The way images are generated is a big breakthrough. The first version of DALL-E used an extension of the technology behind Openai's language model GPT3 to predict the next point in an image as if it were a sentence. This didn't work out well. It was not a great experience. It works at all.

The DALL-E2 uses a model called a diffusion model. Neural networks are trained to remove noise from pictures. The process involves taking images and changing a few in them at a time, over many steps, until the original images are erased and you have nothing. "If you do this a thousand times, the image looks like you have plucked the antenna cable from your TV set--it's just snow."

The neural network is trained to reverse that process and predict what a less blurry version of an image would look like. If you give a model a lot of space, it will try to make something better. Plug the image back in and the model will clean it up. The model can take you from TV snow to a high-resolution picture if you do this many times.
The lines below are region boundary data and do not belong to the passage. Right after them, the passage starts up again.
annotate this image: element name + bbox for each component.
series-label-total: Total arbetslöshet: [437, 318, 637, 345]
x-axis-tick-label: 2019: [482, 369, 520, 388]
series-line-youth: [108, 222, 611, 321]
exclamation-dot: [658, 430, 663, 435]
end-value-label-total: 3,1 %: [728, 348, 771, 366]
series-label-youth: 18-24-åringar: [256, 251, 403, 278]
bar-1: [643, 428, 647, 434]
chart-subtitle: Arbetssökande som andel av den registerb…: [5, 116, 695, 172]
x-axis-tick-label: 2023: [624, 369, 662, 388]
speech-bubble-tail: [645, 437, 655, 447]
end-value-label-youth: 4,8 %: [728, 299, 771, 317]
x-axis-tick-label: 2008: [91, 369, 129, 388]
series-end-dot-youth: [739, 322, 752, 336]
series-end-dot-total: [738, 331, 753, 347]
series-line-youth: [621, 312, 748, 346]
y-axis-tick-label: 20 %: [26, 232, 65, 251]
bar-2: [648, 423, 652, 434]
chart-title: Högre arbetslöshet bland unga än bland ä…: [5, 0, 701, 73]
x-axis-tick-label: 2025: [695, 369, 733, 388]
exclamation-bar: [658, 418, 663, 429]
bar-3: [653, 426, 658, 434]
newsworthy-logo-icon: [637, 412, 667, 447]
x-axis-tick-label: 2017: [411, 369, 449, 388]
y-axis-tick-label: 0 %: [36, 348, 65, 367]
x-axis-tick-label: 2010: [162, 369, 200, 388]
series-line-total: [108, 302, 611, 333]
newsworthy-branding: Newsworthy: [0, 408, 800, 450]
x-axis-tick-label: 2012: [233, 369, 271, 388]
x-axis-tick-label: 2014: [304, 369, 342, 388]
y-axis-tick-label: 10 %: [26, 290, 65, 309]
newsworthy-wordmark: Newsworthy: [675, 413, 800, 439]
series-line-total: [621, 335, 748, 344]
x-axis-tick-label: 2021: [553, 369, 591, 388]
AI art generators never work exactly how you want them to. They often produce hideous results that can resemble distorted stock art, at best. In my experience, the only way to really make the work look good is to add descriptor at the end with a style that looks aesthetically pleasing.

~Erik Carter

The language model that is trying to match a prompt to the images the model is producing is the trick with text-to- image models. A good match is what the language model considers a good match.

Text and images are not being pulled out of thin air by the models. A large data set called LAION contains billions of pairs of text and images that were taken from the internet. The images you get from a text-to-image model are a representation of the world as it is seen online.

There is a small but important difference between the two most popular models. DALL-E 2 is able to work on full-size images. Stable Diffusion is based on a technique invented by Ommer and his colleagues. It works on compressed versions of images that are in the neural network and only the essential features are retained.

Less computing muscle is required to work. Stable Diffusion is able to run on good personal computers. Stable Diffusion is open source and lightweight enough for people to run at home, which is one of the reasons for the rapid development of new apps.

Redefining creativity

Artificial general intelligence, or AGI, is a term used to refer to a future artificial intelligence that has general purpose or even human-like abilities. OpenAI wants to achieve AGI. Some of the tools that DALL-E 2 now competes with are free. He says that they are here to make AGI. It will fit into a larger road map. It is a small part of the AGI's plan.